Sì, ma questo è vero anche per yahoo (ho un account mail che non ho mai cancellato), per google (io NON conosco le regole di Gmail, e ho scoperto da poco che se voglio più spazio di memoria devo pagare, e non so bene cosa ci fanno con tutte le informazioni che IO ACCETTO DI DARGLI in cambio di un client di posta elettronica che per me non ha rivali e che sono disposto a tenermi così, con tutti gli ads contestuali sulla colonna di destra che si adattano al contenuto delle mie mail) e vale anche per Amazon (che mi dà dei consigli a volte utilissimi, a volte senza senso) e per mille altri snodi di scambio di merci e/o informazioni, come cercavo di dire. Il fatto che il mondo funzioni anche attraverso transazioni economiche non mi spaventa. Credo nella reciprocità come forma fondamentale dello scambio economico, così come l'ha descritta Marcell Mauss e come funziona in Wikipedia e altri wiki cooperativi. Fb mi sta bene per alcune cose, come invitare le persone alla mia campagna per fare in modo che l'Istituto Centrale per la DemoEtnoantropologia sia diretto da un antropologo (e non da uno storico dell'arte, come vuole il suo regolamento attuale) e continuerò a usarlo in questo modo. Se poi salta fuori il compagno del liceo che mi chiede come sto anche se per cinque anni in classe non ci siamo scambiati una parola, o l'ex studente del mio corso che mi manda un "invito a bere una birra virtuale", non credo che la mia vita venga omologata da questo, e non mi importa come qualche orrendo Grande Vecchio potrà usare la terribile notizia che mi sono iscritti al gruppo "fan di Italo Calvino".


 

>In definitiva non capisco dove sta lo scarto che rilevi: se c'è omologazione non ci può essere cambiamento.

Anche su questo punto finale, io provo a essere un po' pragmatico: chi l'ha detto che omologazione e cambiamento non possano convivere in un ircocervo come Facebook? Per ogni stronzo che monta un gruppo "contro gli zingari" c'è un Tiziano Scarpa che è fan di Alfred Erik Leslie Satie e di Andreï Tarkovski, e io credo che Tiziano sappia benissimo cosa farci col suo "essere fan" e mi posso anche aspettare che il suo essere fan domani produca un cambiamento dentro Fb, o anche solo dentro uno stronzo che smette di fare gruppi contro gli zingari e magari si fa convincere a diventare un fan di Tarkovski. A me pare che da questo punto di vista Fb faccia paura per il motivo congiunto che sembra facilmente controllabile ma insieme complesso come la vita ordinaria, e quindi ci fa temere che la vita ordinaria possa essere facilmente controllabile. Invece, delle due premesse (Fb è controllabile, Fb somiglia alla complicatezza della vita ordinaria) solo la seconda è vera, e lo è solo in parte.
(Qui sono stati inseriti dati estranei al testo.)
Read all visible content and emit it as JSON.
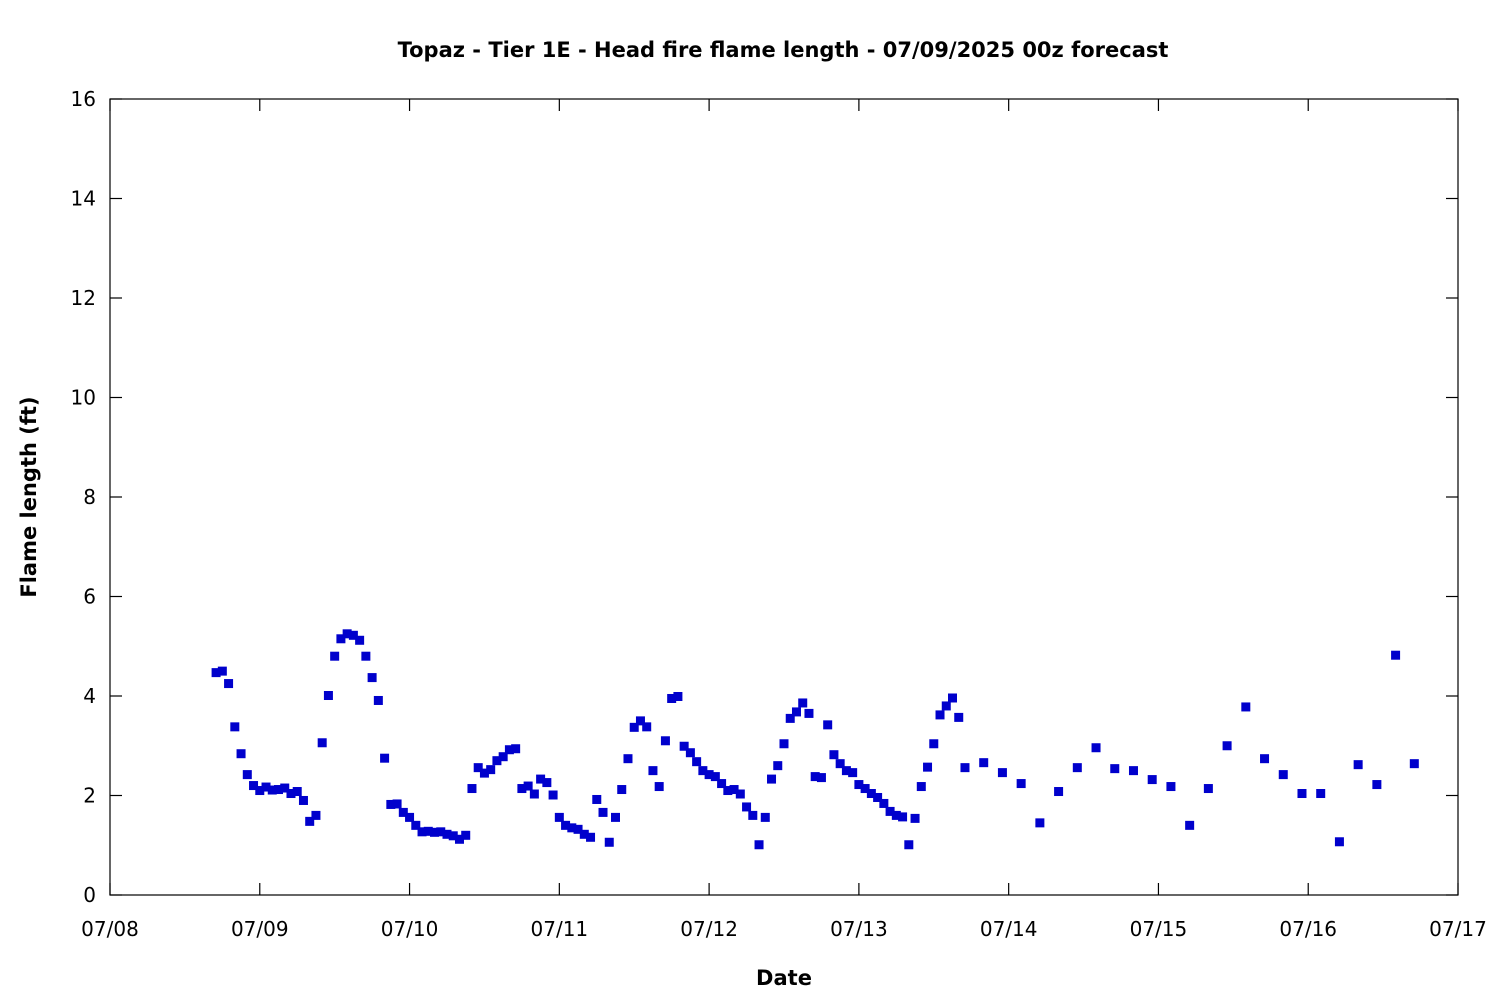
{
  "chart_data": {
    "type": "scatter",
    "title": "Topaz - Tier 1E - Head fire flame length - 07/09/2025 00z forecast",
    "xlabel": "Date",
    "ylabel": "Flame length (ft)",
    "xlim": [
      "07/08 00:00",
      "07/17 00:00"
    ],
    "ylim": [
      0,
      16
    ],
    "x_tick_labels": [
      "07/08",
      "07/09",
      "07/10",
      "07/11",
      "07/12",
      "07/13",
      "07/14",
      "07/15",
      "07/16",
      "07/17"
    ],
    "y_tick_labels": [
      "0",
      "2",
      "4",
      "6",
      "8",
      "10",
      "12",
      "14",
      "16"
    ],
    "grid": false,
    "legend": "none",
    "marker_color": "#0000cc",
    "series": [
      {
        "points": [
          [
            "07/08 17:00",
            4.47
          ],
          [
            "07/08 18:00",
            4.5
          ],
          [
            "07/08 19:00",
            4.25
          ],
          [
            "07/08 20:00",
            3.38
          ],
          [
            "07/08 21:00",
            2.84
          ],
          [
            "07/08 22:00",
            2.42
          ],
          [
            "07/08 23:00",
            2.2
          ],
          [
            "07/09 00:00",
            2.1
          ],
          [
            "07/09 01:00",
            2.17
          ],
          [
            "07/09 02:00",
            2.11
          ],
          [
            "07/09 03:00",
            2.12
          ],
          [
            "07/09 04:00",
            2.15
          ],
          [
            "07/09 05:00",
            2.04
          ],
          [
            "07/09 06:00",
            2.08
          ],
          [
            "07/09 07:00",
            1.9
          ],
          [
            "07/09 08:00",
            1.48
          ],
          [
            "07/09 09:00",
            1.6
          ],
          [
            "07/09 10:00",
            3.06
          ],
          [
            "07/09 11:00",
            4.01
          ],
          [
            "07/09 12:00",
            4.8
          ],
          [
            "07/09 13:00",
            5.15
          ],
          [
            "07/09 14:00",
            5.25
          ],
          [
            "07/09 15:00",
            5.22
          ],
          [
            "07/09 16:00",
            5.12
          ],
          [
            "07/09 17:00",
            4.8
          ],
          [
            "07/09 18:00",
            4.37
          ],
          [
            "07/09 19:00",
            3.91
          ],
          [
            "07/09 20:00",
            2.75
          ],
          [
            "07/09 21:00",
            1.82
          ],
          [
            "07/09 22:00",
            1.83
          ],
          [
            "07/09 23:00",
            1.66
          ],
          [
            "07/10 00:00",
            1.56
          ],
          [
            "07/10 01:00",
            1.4
          ],
          [
            "07/10 02:00",
            1.27
          ],
          [
            "07/10 03:00",
            1.28
          ],
          [
            "07/10 04:00",
            1.26
          ],
          [
            "07/10 05:00",
            1.27
          ],
          [
            "07/10 06:00",
            1.22
          ],
          [
            "07/10 07:00",
            1.19
          ],
          [
            "07/10 08:00",
            1.12
          ],
          [
            "07/10 09:00",
            1.2
          ],
          [
            "07/10 10:00",
            2.14
          ],
          [
            "07/10 11:00",
            2.56
          ],
          [
            "07/10 12:00",
            2.45
          ],
          [
            "07/10 13:00",
            2.52
          ],
          [
            "07/10 14:00",
            2.7
          ],
          [
            "07/10 15:00",
            2.78
          ],
          [
            "07/10 16:00",
            2.92
          ],
          [
            "07/10 17:00",
            2.94
          ],
          [
            "07/10 18:00",
            2.14
          ],
          [
            "07/10 19:00",
            2.19
          ],
          [
            "07/10 20:00",
            2.03
          ],
          [
            "07/10 21:00",
            2.33
          ],
          [
            "07/10 22:00",
            2.26
          ],
          [
            "07/10 23:00",
            2.01
          ],
          [
            "07/11 00:00",
            1.56
          ],
          [
            "07/11 01:00",
            1.4
          ],
          [
            "07/11 02:00",
            1.35
          ],
          [
            "07/11 03:00",
            1.32
          ],
          [
            "07/11 04:00",
            1.22
          ],
          [
            "07/11 05:00",
            1.16
          ],
          [
            "07/11 06:00",
            1.92
          ],
          [
            "07/11 07:00",
            1.66
          ],
          [
            "07/11 08:00",
            1.06
          ],
          [
            "07/11 09:00",
            1.56
          ],
          [
            "07/11 10:00",
            2.12
          ],
          [
            "07/11 11:00",
            2.74
          ],
          [
            "07/11 12:00",
            3.37
          ],
          [
            "07/11 13:00",
            3.5
          ],
          [
            "07/11 14:00",
            3.38
          ],
          [
            "07/11 15:00",
            2.5
          ],
          [
            "07/11 16:00",
            2.18
          ],
          [
            "07/11 17:00",
            3.1
          ],
          [
            "07/11 18:00",
            3.95
          ],
          [
            "07/11 19:00",
            3.99
          ],
          [
            "07/11 20:00",
            2.99
          ],
          [
            "07/11 21:00",
            2.86
          ],
          [
            "07/11 22:00",
            2.68
          ],
          [
            "07/11 23:00",
            2.5
          ],
          [
            "07/12 00:00",
            2.42
          ],
          [
            "07/12 01:00",
            2.38
          ],
          [
            "07/12 02:00",
            2.24
          ],
          [
            "07/12 03:00",
            2.1
          ],
          [
            "07/12 04:00",
            2.12
          ],
          [
            "07/12 05:00",
            2.03
          ],
          [
            "07/12 06:00",
            1.77
          ],
          [
            "07/12 07:00",
            1.6
          ],
          [
            "07/12 08:00",
            1.01
          ],
          [
            "07/12 09:00",
            1.56
          ],
          [
            "07/12 10:00",
            2.33
          ],
          [
            "07/12 11:00",
            2.6
          ],
          [
            "07/12 12:00",
            3.04
          ],
          [
            "07/12 13:00",
            3.55
          ],
          [
            "07/12 14:00",
            3.68
          ],
          [
            "07/12 15:00",
            3.86
          ],
          [
            "07/12 16:00",
            3.65
          ],
          [
            "07/12 17:00",
            2.38
          ],
          [
            "07/12 18:00",
            2.36
          ],
          [
            "07/12 19:00",
            3.42
          ],
          [
            "07/12 20:00",
            2.82
          ],
          [
            "07/12 21:00",
            2.64
          ],
          [
            "07/12 22:00",
            2.5
          ],
          [
            "07/12 23:00",
            2.46
          ],
          [
            "07/13 00:00",
            2.22
          ],
          [
            "07/13 01:00",
            2.14
          ],
          [
            "07/13 02:00",
            2.04
          ],
          [
            "07/13 03:00",
            1.96
          ],
          [
            "07/13 04:00",
            1.84
          ],
          [
            "07/13 05:00",
            1.68
          ],
          [
            "07/13 06:00",
            1.6
          ],
          [
            "07/13 07:00",
            1.57
          ],
          [
            "07/13 08:00",
            1.01
          ],
          [
            "07/13 09:00",
            1.54
          ],
          [
            "07/13 10:00",
            2.18
          ],
          [
            "07/13 11:00",
            2.57
          ],
          [
            "07/13 12:00",
            3.04
          ],
          [
            "07/13 13:00",
            3.62
          ],
          [
            "07/13 14:00",
            3.8
          ],
          [
            "07/13 15:00",
            3.96
          ],
          [
            "07/13 16:00",
            3.57
          ],
          [
            "07/13 17:00",
            2.56
          ],
          [
            "07/13 20:00",
            2.66
          ],
          [
            "07/13 23:00",
            2.46
          ],
          [
            "07/14 02:00",
            2.24
          ],
          [
            "07/14 05:00",
            1.45
          ],
          [
            "07/14 08:00",
            2.08
          ],
          [
            "07/14 11:00",
            2.56
          ],
          [
            "07/14 14:00",
            2.96
          ],
          [
            "07/14 17:00",
            2.54
          ],
          [
            "07/14 20:00",
            2.5
          ],
          [
            "07/14 23:00",
            2.32
          ],
          [
            "07/15 02:00",
            2.18
          ],
          [
            "07/15 05:00",
            1.4
          ],
          [
            "07/15 08:00",
            2.14
          ],
          [
            "07/15 11:00",
            3.0
          ],
          [
            "07/15 14:00",
            3.78
          ],
          [
            "07/15 17:00",
            2.74
          ],
          [
            "07/15 20:00",
            2.42
          ],
          [
            "07/15 23:00",
            2.04
          ],
          [
            "07/16 02:00",
            2.04
          ],
          [
            "07/16 05:00",
            1.07
          ],
          [
            "07/16 08:00",
            2.62
          ],
          [
            "07/16 11:00",
            2.22
          ],
          [
            "07/16 14:00",
            4.82
          ],
          [
            "07/16 17:00",
            2.64
          ]
        ]
      }
    ]
  }
}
Io da tempo non la penso così, da quando ho imparato che ogni tentativo di omologazione passa necessariamente per la comunicazione, ma ogni comunicazione passa necessariamente per la lettura di ognuno di noi, e quindi la nostra dimensione agentiva come soggetti interpretanti sottrae potere alle intenzioni omologanti dell'emittente. Fuori di metafora: Mark Zuckerberg può avere le peggiori intenzioni del mondo, ma non è detto affatto che le sue intenzioni siano le nostre, e non c'è per lui verso di avere la certezza che riuscirà a convincerci. Su questo i miei studi di antropologia dei media mi confortano: sono infiniti i casi di emittenti che speravano di trasmettere il loro "messaggio" e che si sono trovati con letture devastanti, del tutto contraddittorie rispetto a quello che avevano in mente. Facebook, con la sua caoticità, con la sua apertura a terze parti, è molto, molto più malleabile di qualunque canale televisivo, e quindi mi fa molto, molto meno paura.

Sperando ovviamente di non sbagliare di grosso, resto un utente di sicuro non entusiasta, ma neppure schifato o spaventato. Cerco di USARE Fb, letteralmente, portandolo lì dove voglio io. Finora mi sembra un cavallo un po' riottoso, francamente bruttino e pure puzzolente, ma per quel che gli ho chiesto sta facendo il suo lavoro. Non ho mai preteso fosse un Pegaso alato, ma non ho paura sia il messaggero della Morte. È un ronzino un po' scoreggione, mi dà fastidio ma a volte serve.

10 commenti:

Anonimo ha detto...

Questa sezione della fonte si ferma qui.